On a more basic fun and practical level, Zhiyun, whose gimbals Fest Track/Travel Trak have been using for years, continues to highlight its importance but also its functionality within the industry. The Crane 3 is a beautiful piece of equipment which allows both the mount of DSLR as well as a cell phone while optimizing a X and Y axis and still being able to give a sense of fluidity. The possible implications for full video assist are undeniable.
Various events attended in terms of promoting brands beyond Klaxoom had varying degrees of success. Among those to be mentioned…The India Pavilion had a dinner reception at Oyo held by the Motwani Jadja Foundation with various practical applications. One was a high velocity potscrubber to alleviate older users from arthritis when they are washing their dishes. The NPD Group held a reception at Mirage’s 1OAK Nightclub to encourage networking that integrated into their data and analytic reports. The event was dynamic and more integrated and organized while also encouraging discussion. Keating held its annual soirée in the Hangover Suite at Caesars Palace with a dynamic of music and the usual fanfare.

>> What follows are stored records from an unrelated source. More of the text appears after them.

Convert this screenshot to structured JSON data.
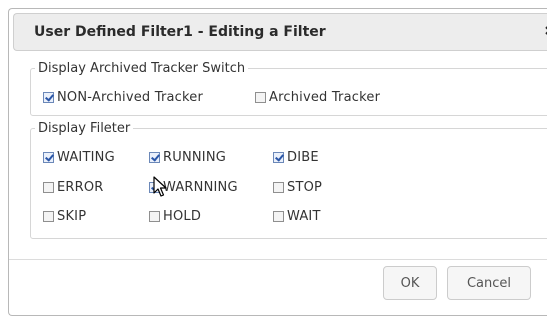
{
  "dialog": {
    "title": "User Defined Filter1 - Editing a Filter",
    "close_glyph": "✖"
  },
  "archived_group": {
    "legend": "Display Archived Tracker Switch",
    "options": [
      {
        "label": "NON-Archived Tracker",
        "checked": true
      },
      {
        "label": "Archived Tracker",
        "checked": false
      }
    ]
  },
  "filter_group": {
    "legend": "Display Fileter",
    "options": [
      {
        "label": "WAITING",
        "checked": true
      },
      {
        "label": "RUNNING",
        "checked": true
      },
      {
        "label": "DIBE",
        "checked": true
      },
      {
        "label": "ERROR",
        "checked": false
      },
      {
        "label": "WARNNING",
        "checked": true
      },
      {
        "label": "STOP",
        "checked": false
      },
      {
        "label": "SKIP",
        "checked": false
      },
      {
        "label": "HOLD",
        "checked": false
      },
      {
        "label": "WAIT",
        "checked": false
      }
    ]
  },
  "footer": {
    "ok_label": "OK",
    "cancel_label": "Cancel"
  },
  "cursor_icon": "arrow-pointer-icon"
}
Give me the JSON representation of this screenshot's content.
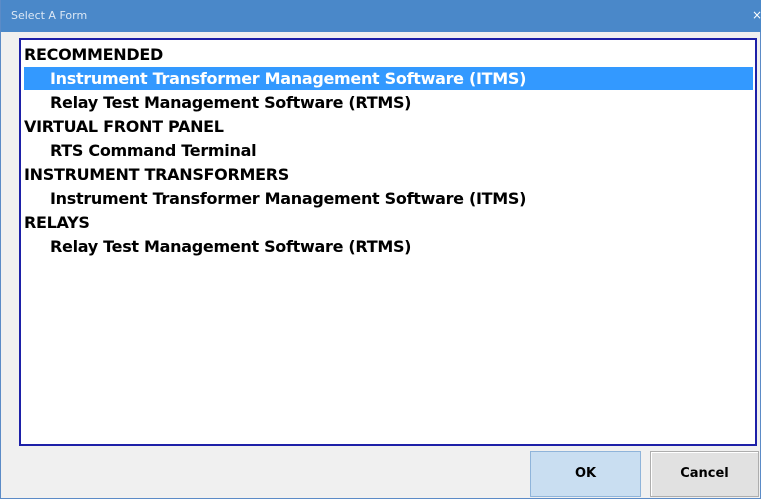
{
  "window": {
    "title": "Select A Form",
    "close_glyph": "×"
  },
  "list": {
    "rows": [
      {
        "kind": "header",
        "label": "RECOMMENDED"
      },
      {
        "kind": "item",
        "label": "Instrument Transformer Management Software (ITMS)",
        "selected": true
      },
      {
        "kind": "item",
        "label": "Relay Test Management Software (RTMS)",
        "selected": false
      },
      {
        "kind": "header",
        "label": "VIRTUAL FRONT PANEL"
      },
      {
        "kind": "item",
        "label": "RTS Command Terminal",
        "selected": false
      },
      {
        "kind": "header",
        "label": "INSTRUMENT TRANSFORMERS"
      },
      {
        "kind": "item",
        "label": "Instrument Transformer Management Software (ITMS)",
        "selected": false
      },
      {
        "kind": "header",
        "label": "RELAYS"
      },
      {
        "kind": "item",
        "label": "Relay Test Management Software (RTMS)",
        "selected": false
      }
    ]
  },
  "buttons": {
    "ok_label": "OK",
    "cancel_label": "Cancel"
  },
  "colors": {
    "titlebar": "#4a88c9",
    "selection": "#3399ff",
    "list_border": "#1d20a8"
  }
}
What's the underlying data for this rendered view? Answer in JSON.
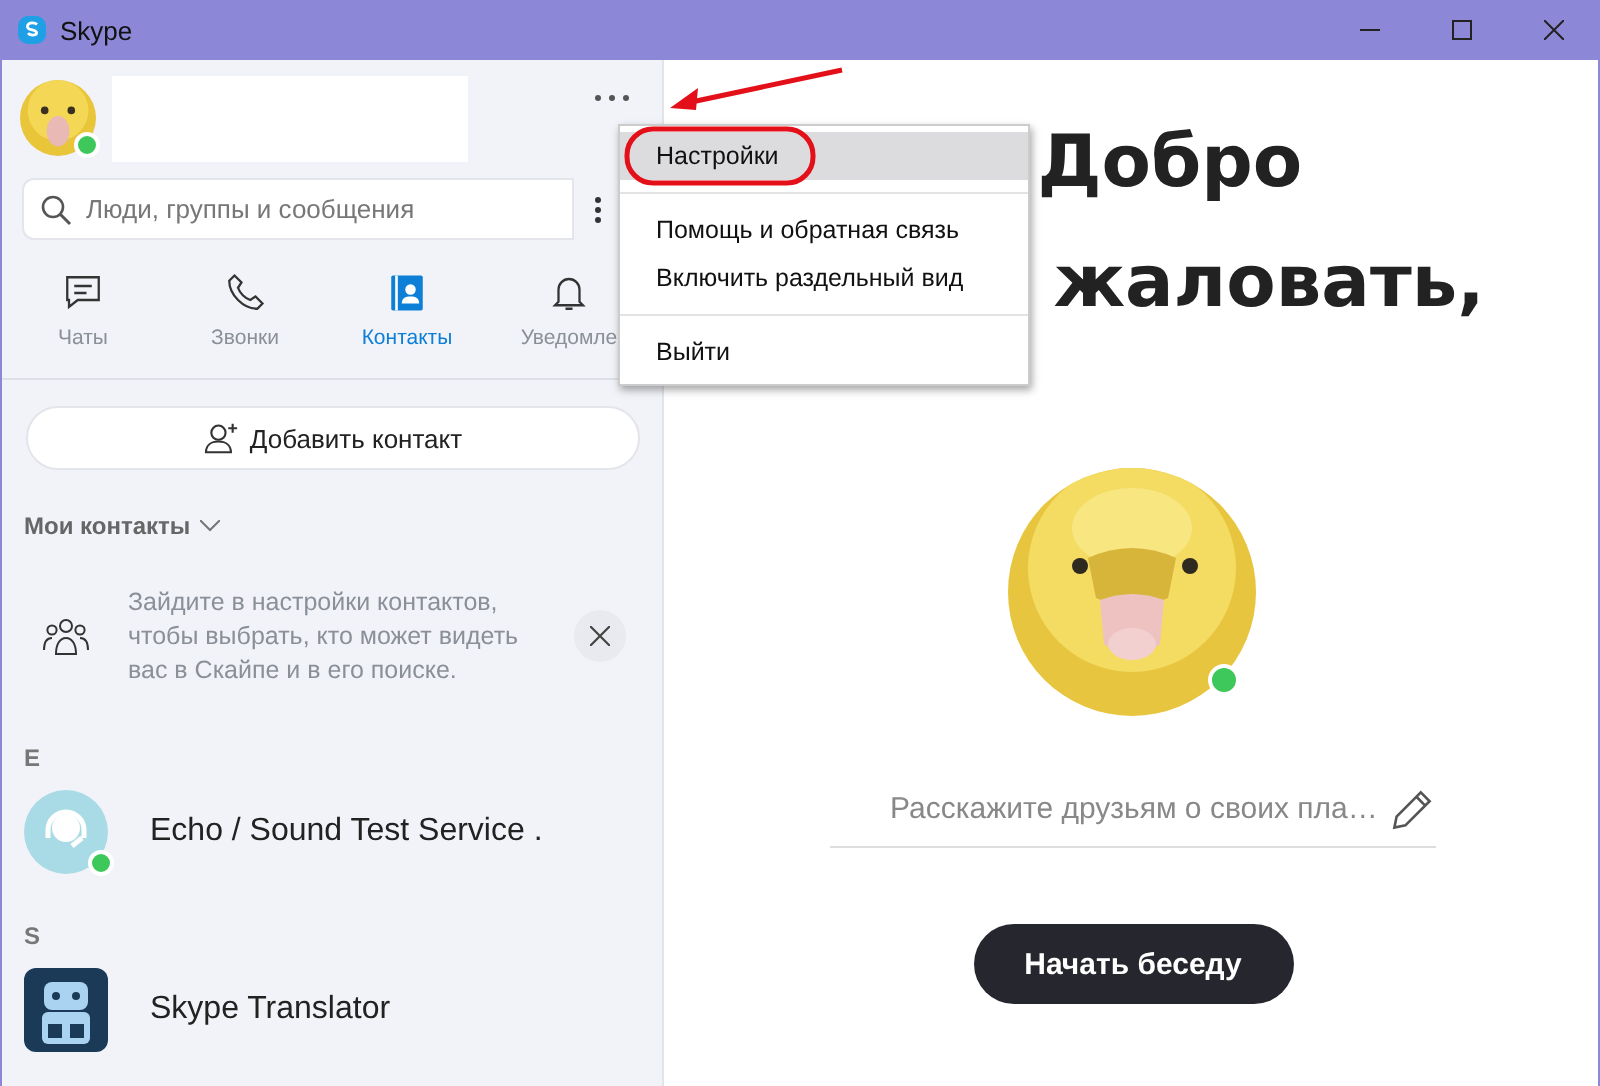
{
  "window": {
    "title": "Skype"
  },
  "profile": {
    "online": true
  },
  "search": {
    "placeholder": "Люди, группы и сообщения"
  },
  "tabs": [
    {
      "label": "Чаты",
      "kind": "chat",
      "selected": false
    },
    {
      "label": "Звонки",
      "kind": "call",
      "selected": false
    },
    {
      "label": "Контакты",
      "kind": "contacts",
      "selected": true
    },
    {
      "label": "Уведомле",
      "kind": "bell",
      "selected": false
    }
  ],
  "add_contact": "Добавить контакт",
  "contacts_header": "Мои контакты",
  "notice": "Зайдите в настройки контактов, чтобы выбрать, кто может видеть вас в Скайпе и в его поиске.",
  "contact_groups": [
    {
      "letter": "E",
      "contacts": [
        {
          "name": "Echo / Sound Test Service .",
          "kind": "echo",
          "online": true
        }
      ]
    },
    {
      "letter": "S",
      "contacts": [
        {
          "name": "Skype Translator",
          "kind": "translator"
        }
      ]
    }
  ],
  "welcome": {
    "lines": [
      "Добро",
      "жаловать,"
    ]
  },
  "mood": {
    "placeholder": "Расскажите друзьям о своих пла…"
  },
  "start_button": "Начать беседу",
  "menu": {
    "groups": [
      [
        {
          "label": "Настройки",
          "selected": true
        }
      ],
      [
        {
          "label": "Помощь и обратная связь",
          "selected": false
        },
        {
          "label": "Включить раздельный вид",
          "selected": false
        }
      ],
      [
        {
          "label": "Выйти",
          "selected": false
        }
      ]
    ]
  }
}
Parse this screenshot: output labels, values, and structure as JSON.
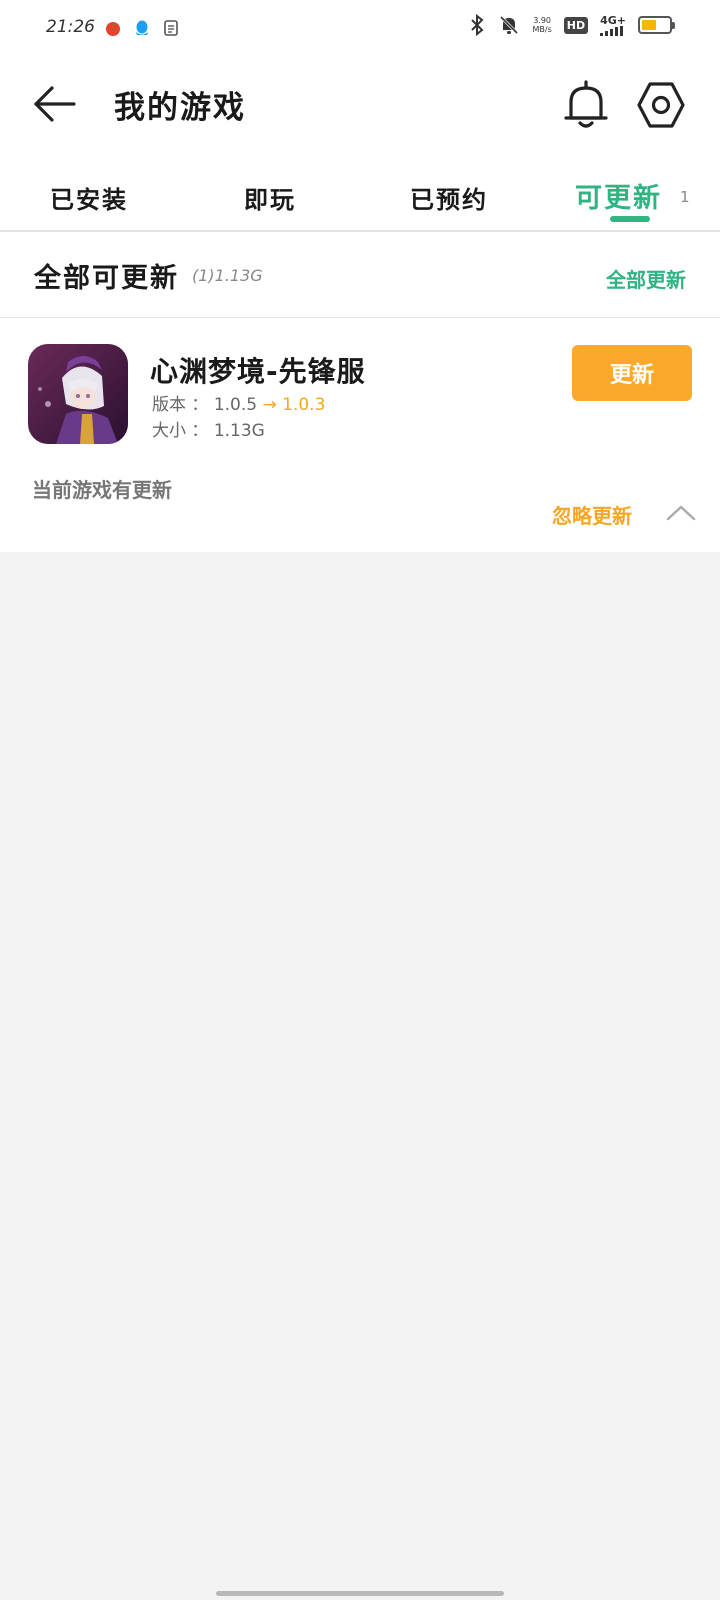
{
  "status_bar": {
    "time": "21:26",
    "net_speed_value": "3.90",
    "net_speed_unit": "MB/s",
    "hd_label": "HD",
    "network_type": "4G+",
    "battery_level_pct": 55,
    "icons": [
      "tomato-app-icon",
      "qq-icon",
      "document-icon",
      "bluetooth-icon",
      "mute-icon",
      "signal-icon",
      "battery-icon"
    ]
  },
  "header": {
    "title": "我的游戏",
    "icons": [
      "back-arrow-icon",
      "bell-icon",
      "settings-icon"
    ]
  },
  "tabs": {
    "items": [
      {
        "label": "已安装"
      },
      {
        "label": "即玩"
      },
      {
        "label": "已预约"
      },
      {
        "label": "可更新"
      }
    ],
    "active_index": 3,
    "updatable_count": "1"
  },
  "section": {
    "title": "全部可更新",
    "meta": "(1)1.13G",
    "update_all_label": "全部更新"
  },
  "game": {
    "name": "心渊梦境-先锋服",
    "version_label": "版本",
    "current_version": "1.0.5",
    "arrow": "→",
    "new_version": "1.0.3",
    "size_label": "大小",
    "size": "1.13G",
    "update_button_label": "更新",
    "note": "当前游戏有更新",
    "ignore_label": "忽略更新"
  },
  "colors": {
    "accent_green": "#2fb482",
    "accent_orange": "#fba92c",
    "background": "#f3f3f3"
  }
}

CryptoVirtual Lounge also held a private VIP suite at the Salon Bar in the Presidential Suite at the Wynn Las Vegas to highlight Virse, a dynamic real estate design technology that allows both real world and virtual integration. The event was also co-hosted by Tracy Hutson from ABC’s Extreme Home Makeover so the integration level made undeniable sense. A final mention integrated with the Uproar Suite which was held at The Palazzo for a collection of start ups. One specifically to mention because of its possible application for stroke victims as well as casual gamers is Pico Interactive and its Nu-Eyes technology which optimized eye track where the sensor inside can completely adjust to mirror your eye movement. Its possible applications in medical practice for the measuring of cognitive ability for those who may be paraplegic but have extremely limited range of motions is undeniable.
CES continues to show its participants thinking outside the box while moving on top of other technological advances to create many parallel elements. This is indicative too in many ways in the wearable and in the drone space. But in the continuing years as technology continues to develop, the transition of how it affects the consumer and lifestyle continue to change.